My question stemmed from this wiki article under the heading "Views and Marches" where I was bit puzzled on the definition of innocent people as given by this personality in UK.

How does Christianity define the innocence of people? Or who according to Bible can be termed as innocent people on this earth? Is there any broad measure by which we can say that so and so people are innocent?


A word search for Innocent reveals many examples to help us with a definition. The Bible clearly tells us that we are sinners worthy of condemnation (Romans 3:19-23), so innocence as used in the Bible is relative to one's actions in the society, just as it is in normal usage.

The innocent obey the laws and are fair to their neighbors, so when they are preyed upon by the unscrupulous, they are identified as "innocent" because they themselves did not initiate the evil brought upon them:

Deuteronomy 27:25 - Cursed be he that taketh reward to slay an innocent person. And all the people shall say, Amen.

Also, it seems that they are innocent because the evil done against them violated the Lord's will, and the violence upon them was unjustified by the perpetrators:

2 Kings 21:16 - Moreover Manasseh shed innocent blood very much, till he had filled Jerusalem from one end to another; beside his sin wherewith he made Judah to sin, in doing that which was evil in the sight of the Lord.

Exodus 23:7 - Keep thee far from a false matter; and the innocent and righteous slay thou not: for I will not justify the wicked.

The innocent also have a strong moral sense, and take action against the wrong, as we see in this parallelism with "upright" and "innocent":

Job 17:8 - Upright men shall be astonied at this, and the innocent shall stir up himself against the hypocrite.

  • So without contradicting the teachings of Bible, we can safely say that for labelling as innocent, there can be no precondition that they have accept Jesus as saviour or that they have to have faith in God. Could this be a valid assumption? May 26 '13 at 15:23
  • None of the contexts I've read that uses the word is used in the sense of people of faith or non-faith, but as victims.
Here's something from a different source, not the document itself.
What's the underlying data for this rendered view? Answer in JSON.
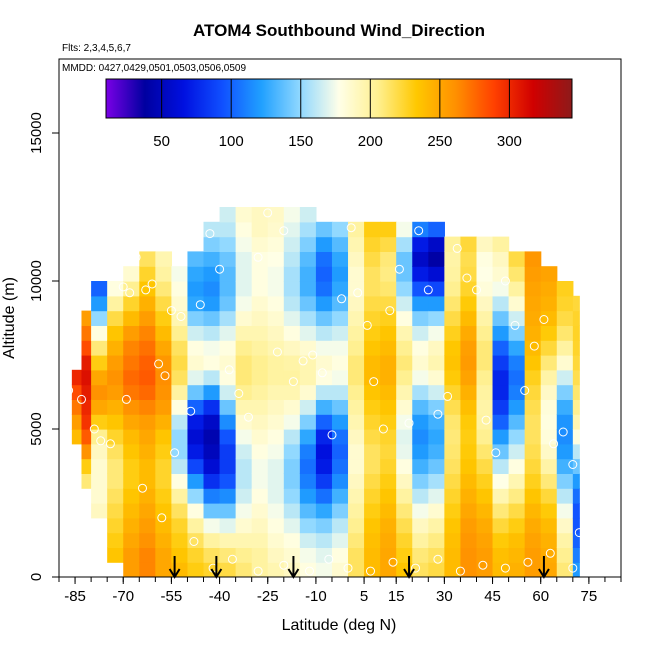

However, I would hesitate to use your assumption in a blanket way over every use of the word in the Bible, for the upright innocent are sometimes those who stand by faith on God's righteous principles.
    – Steve
    May 26 '13 at 23:20

Jas 1:27 Pure religion and undefiled before God and the Father is this, To visit the fatherless and widows in their affliction, and to keep himself unspotted from the world.

1Ti 5:5 Now she that is a widow indeed, and desolate, trusteth in God, and continueth in supplications and prayers night and day.

Gal 2:10 Only they would that we should remember the poor; the same which I also was forward to do.

Mat 6:2 Therefore when thou doest thine alms, do not sound a trumpet before thee, as the hypocrites do in the synagogues and in the streets, that they may have glory of men. Verily I say unto you, They have their reward.

In addition to those who are not pronounced as having criminal guilt by the Bible there are a group of people who are socially innocent as well. The widow, orphan and poor, in Bible days as well as today the disabled are by default poor more so then than now, are all a special class of persons innocent from their ability to contribute in normal ways from society. In addition to preaching the gospel the church is supposed to support widows who are widows indeed the poor which cannot work or work without much gain and the orphans are socially innocent.